Hay libros que pueden terminar siendo involuntariamente bonitos. Ando leyendo “¿Por qué cooperamos?” de Michael Tomasello, que revisa la cooperación como un rasgo evolutivo de los seres humanos. Me llamó mucho la atención su explicación para la esclerótica (la “parte blanca” del ojo), que es mucho mayor en los humanos si la comparamos con la de las más de 200 especies de otros primates que suelen tener los ojos opacos. Dice Tomasello que una explicación probable es que los seres humanos adaptamos nuestros ojos para que nos ayudaran a coordinar esfuerzos conjuntos, como la caza y la recolección, en la que la ayuda de otros es fundamental. Una esclerótica grande permite que los demás puedan ver “dónde estamos mirando” y tomar decisiones basadas en esa información. Nuestros ojos son, a diferencia de toda la parentela de primates, transparentes. También, supone que los ojos son mecanismos de apertura a la confianza. Estamos develando información relevante (en ocasiones riesgosa) sobre nosotros a otros de manera unilateral, confiando para poder hacer cosas juntos.

Una belleza.

Pero, además, un recordatorio importante. Llevamos décadas de narrativas del egoísmo, la racionalidad absoluta y la maximización. Intentando evitar ser ilusos o desconocer estas pulsiones en que también se mueven nuestras cabezas y estómagos, la realidad cognitiva y comportamental es que las personas somos esto, pero, sobre todo, cooperativas, altruistas e institucionales. La supervivencia es la necesidad de estabilidad, no solo de supremacía, y hay muchas maneras de conseguirla, pero una que nos ha funcionado tanto que se convirtió en rasgo evolutivo es nuestra disposición a trabajar con otros.

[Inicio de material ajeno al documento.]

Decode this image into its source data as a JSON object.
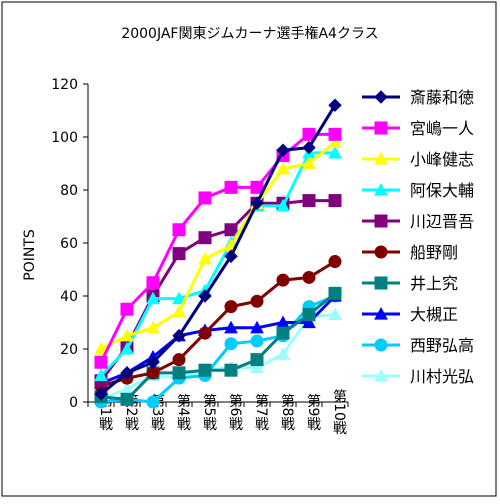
{
  "chart_data": {
    "type": "line",
    "title": "2000JAF関東ジムカーナ選手権A4クラス",
    "ylabel": "POINTS",
    "xlabel": "",
    "ylim": [
      0,
      120
    ],
    "yticks": [
      0,
      20,
      40,
      60,
      80,
      100,
      120
    ],
    "grid": false,
    "legend_position": "right",
    "categories": [
      "第1戦",
      "第2戦",
      "第3戦",
      "第4戦",
      "第5戦",
      "第6戦",
      "第7戦",
      "第8戦",
      "第9戦",
      "第10戦"
    ],
    "series": [
      {
        "name": "斎藤和徳",
        "color": "#000080",
        "marker": "diamond",
        "values": [
          3,
          11,
          15,
          25,
          40,
          55,
          75,
          95,
          96,
          112
        ]
      },
      {
        "name": "宮嶋一人",
        "color": "#FF00FF",
        "marker": "square",
        "values": [
          15,
          35,
          45,
          65,
          77,
          81,
          81,
          93,
          101,
          101
        ]
      },
      {
        "name": "小峰健志",
        "color": "#FFFF00",
        "marker": "triangle",
        "values": [
          20,
          25,
          28,
          34,
          54,
          59,
          75,
          88,
          90,
          98
        ]
      },
      {
        "name": "阿保大輔",
        "color": "#00FFFF",
        "marker": "triangle",
        "values": [
          10,
          20,
          39,
          39,
          42,
          60,
          74,
          74,
          94,
          94
        ]
      },
      {
        "name": "川辺晋吾",
        "color": "#800080",
        "marker": "square",
        "values": [
          8,
          21,
          40,
          56,
          62,
          65,
          75,
          75,
          76,
          76
        ]
      },
      {
        "name": "船野剛",
        "color": "#800000",
        "marker": "circle",
        "values": [
          6,
          9,
          11,
          16,
          26,
          36,
          38,
          46,
          47,
          53
        ]
      },
      {
        "name": "井上究",
        "color": "#008080",
        "marker": "square",
        "values": [
          2,
          1,
          11,
          11,
          12,
          12,
          16,
          26,
          33,
          41
        ]
      },
      {
        "name": "大槻正",
        "color": "#0000FF",
        "marker": "triangle",
        "values": [
          7,
          11,
          17,
          25,
          27,
          28,
          28,
          30,
          30,
          40
        ]
      },
      {
        "name": "西野弘高",
        "color": "#00CCFF",
        "marker": "circle",
        "values": [
          0,
          1,
          0,
          9,
          10,
          22,
          23,
          25,
          36,
          40
        ]
      },
      {
        "name": "川村光弘",
        "color": "#99FFFF",
        "marker": "triangle",
        "values": [
          1,
          5,
          10,
          9,
          12,
          13,
          13,
          18,
          32,
          33
        ]
      }
    ]
  }
}
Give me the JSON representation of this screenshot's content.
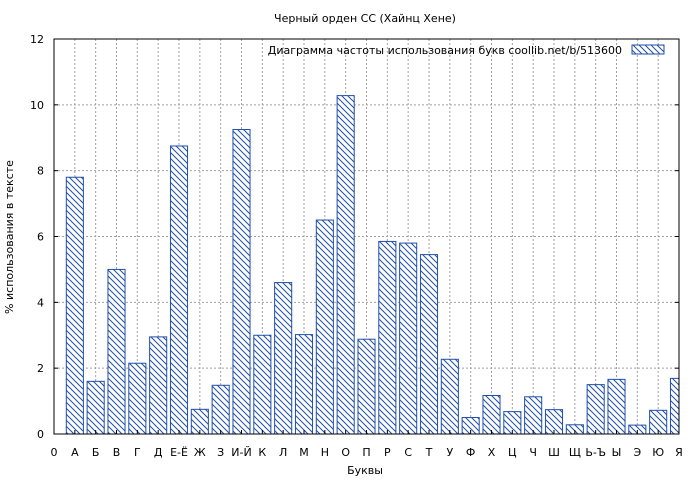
{
  "chart_data": {
    "type": "bar",
    "title": "Черный орден СС (Хайнц Хене)",
    "xlabel": "Буквы",
    "ylabel": "% использования в тексте",
    "legend": {
      "label": "Диаграмма частоты использования букв  coollib.net/b/513600",
      "placement": "top-right"
    },
    "ylim": [
      0,
      12
    ],
    "yticks": [
      0,
      2,
      4,
      6,
      8,
      10,
      12
    ],
    "grid": true,
    "bar_color": "#1f4fa8",
    "x_ticks": [
      "0",
      "А",
      "Б",
      "В",
      "Г",
      "Д",
      "Е-Ё",
      "Ж",
      "З",
      "И-Й",
      "К",
      "Л",
      "М",
      "Н",
      "О",
      "П",
      "Р",
      "С",
      "Т",
      "У",
      "Ф",
      "Х",
      "Ц",
      "Ч",
      "Ш",
      "Щ",
      "Ь-Ъ",
      "Ы",
      "Э",
      "Ю",
      "Я"
    ],
    "categories": [
      "А",
      "Б",
      "В",
      "Г",
      "Д",
      "Е-Ё",
      "Ж",
      "З",
      "И-Й",
      "К",
      "Л",
      "М",
      "Н",
      "О",
      "П",
      "Р",
      "С",
      "Т",
      "У",
      "Ф",
      "Х",
      "Ц",
      "Ч",
      "Ш",
      "Щ",
      "Ь-Ъ",
      "Ы",
      "Э",
      "Ю",
      "Я"
    ],
    "values": [
      7.8,
      1.6,
      5.0,
      2.15,
      2.95,
      8.75,
      0.75,
      1.48,
      9.25,
      3.0,
      4.6,
      3.02,
      6.5,
      10.28,
      2.88,
      5.85,
      5.8,
      5.45,
      2.27,
      0.5,
      1.17,
      0.68,
      1.13,
      0.74,
      0.28,
      1.5,
      1.66,
      0.27,
      0.72,
      1.69
    ]
  }
}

La cooperación es realidad social y experiencia constante. Todos los días vemos esfuerzos pequeños en las personas que se ayudan a mover un mueble pesado o grandes y complejos, como el pago de impuestos para la financiación de obras públicas o el cumplimiento colectivo de medidas de bioseguridad para reducir el riesgo de contagiarnos de una enfermedad viral. Por supuesto, nuestro repertorio evolutivo es “viejo”, en el entendido de que, aunque algunas de estas disposiciones se definieron mientras cultura y biología se retroalimentaban, el ritmo de la primera es absolutamente más rápido que la segunda.

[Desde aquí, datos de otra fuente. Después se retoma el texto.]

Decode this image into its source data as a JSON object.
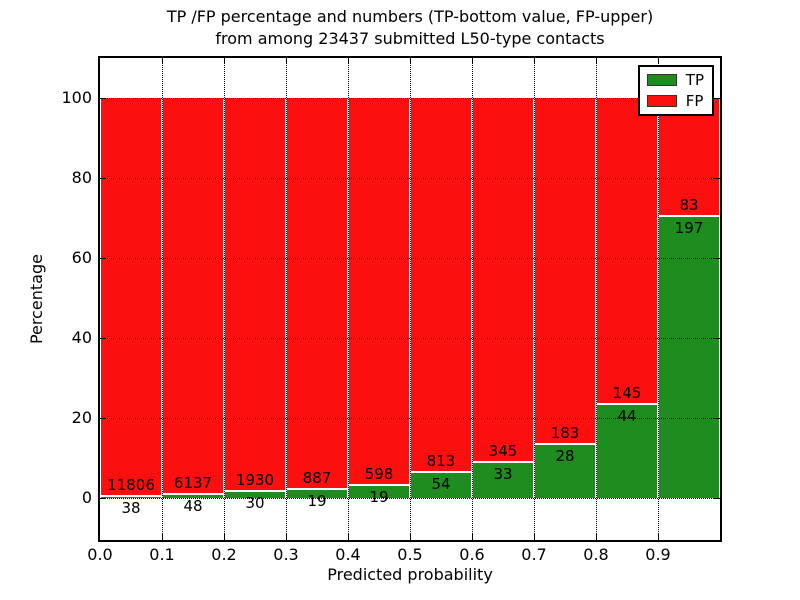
{
  "title": {
    "line1": "TP /FP percentage and numbers (TP-bottom value, FP-upper)",
    "line2": "from among 23437 submitted L50-type contacts"
  },
  "axes": {
    "xlabel": "Predicted probability",
    "ylabel": "Percentage",
    "x_tick_labels": [
      "0.0",
      "0.1",
      "0.2",
      "0.3",
      "0.4",
      "0.5",
      "0.6",
      "0.7",
      "0.8",
      "0.9"
    ],
    "y_tick_labels": [
      "0",
      "20",
      "40",
      "60",
      "80",
      "100"
    ],
    "y_tick_values": [
      0,
      20,
      40,
      60,
      80,
      100
    ]
  },
  "legend": {
    "position": "upper-right",
    "entries": [
      {
        "label": "TP",
        "color": "#1f8c1f"
      },
      {
        "label": "FP",
        "color": "#fb0f0f"
      }
    ]
  },
  "colors": {
    "tp_green": "#1f8c1f",
    "fp_red": "#fb0f0f",
    "bar_edge": "#ffffff",
    "grid": "#000000"
  },
  "chart_data": {
    "type": "bar",
    "stacked": true,
    "normalized": "percent (each bin sums to 100)",
    "title": "TP /FP percentage and numbers (TP-bottom value, FP-upper) from among 23437 submitted L50-type contacts",
    "xlabel": "Predicted probability",
    "ylabel": "Percentage",
    "total_contacts": 23437,
    "bin_edges": [
      0.0,
      0.1,
      0.2,
      0.3,
      0.4,
      0.5,
      0.6,
      0.7,
      0.8,
      0.9,
      1.0
    ],
    "categories": [
      "0.0-0.1",
      "0.1-0.2",
      "0.2-0.3",
      "0.3-0.4",
      "0.4-0.5",
      "0.5-0.6",
      "0.6-0.7",
      "0.7-0.8",
      "0.8-0.9",
      "0.9-1.0"
    ],
    "series": [
      {
        "name": "TP",
        "color": "#1f8c1f",
        "values": [
          38,
          48,
          30,
          19,
          19,
          54,
          33,
          28,
          44,
          197
        ]
      },
      {
        "name": "FP",
        "color": "#fb0f0f",
        "values": [
          11806,
          6137,
          1930,
          887,
          598,
          813,
          345,
          183,
          145,
          83
        ]
      }
    ],
    "tp_percent_by_bin": [
      0.32,
      0.78,
      1.53,
      2.1,
      3.08,
      6.23,
      8.73,
      13.27,
      23.28,
      70.36
    ],
    "xlim": [
      0.0,
      1.0
    ],
    "ylim": [
      -10.5,
      110
    ],
    "grid": "dotted black, x every 0.1, y every 20",
    "legend_position": "upper right"
  }
}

Así, nuestras inclinaciones cooperativas y grupales se ven delimitadas siempre por la cultura y las instituciones. En cabeza del institucionalismo económico, esas reglas de juego pueden promover u obstaculizar nuestros comportamientos, ampliando y reduciendo decisiones y acciones que pueden ser socialmente deseables. La cooperación, el altruismo o la confianza, incluso siendo parte de nosotros, pueden verse lastimadas o impulsadas, por nuestros contextos culturales e institucionales.

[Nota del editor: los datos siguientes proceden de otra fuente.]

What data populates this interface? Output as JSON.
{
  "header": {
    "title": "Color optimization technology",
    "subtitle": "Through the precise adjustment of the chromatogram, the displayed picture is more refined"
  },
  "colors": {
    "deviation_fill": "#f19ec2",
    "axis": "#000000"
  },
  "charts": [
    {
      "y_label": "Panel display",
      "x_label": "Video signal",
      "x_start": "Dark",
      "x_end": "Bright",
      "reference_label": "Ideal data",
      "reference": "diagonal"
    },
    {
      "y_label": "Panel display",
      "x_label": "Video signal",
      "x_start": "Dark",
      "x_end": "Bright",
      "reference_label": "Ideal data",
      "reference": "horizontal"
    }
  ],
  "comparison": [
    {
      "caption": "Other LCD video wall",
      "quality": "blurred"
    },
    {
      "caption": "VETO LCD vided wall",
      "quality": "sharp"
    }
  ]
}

Nuestros ojos son entonces recordatorios de la herencia pro social que ganó a pulso nuestra especie mientras sobrevivía la competencia evolutiva usando el poder de la cooperación, pero también, de los profundos retos que le suponen asuntos como la ampliación de los grupos identitarios hasta incluir cientos de millones de miembros y el intercambio constante de impresiones e ideas que permite Internet.

Los ojos, ojalá, seguirán siendo transparentes.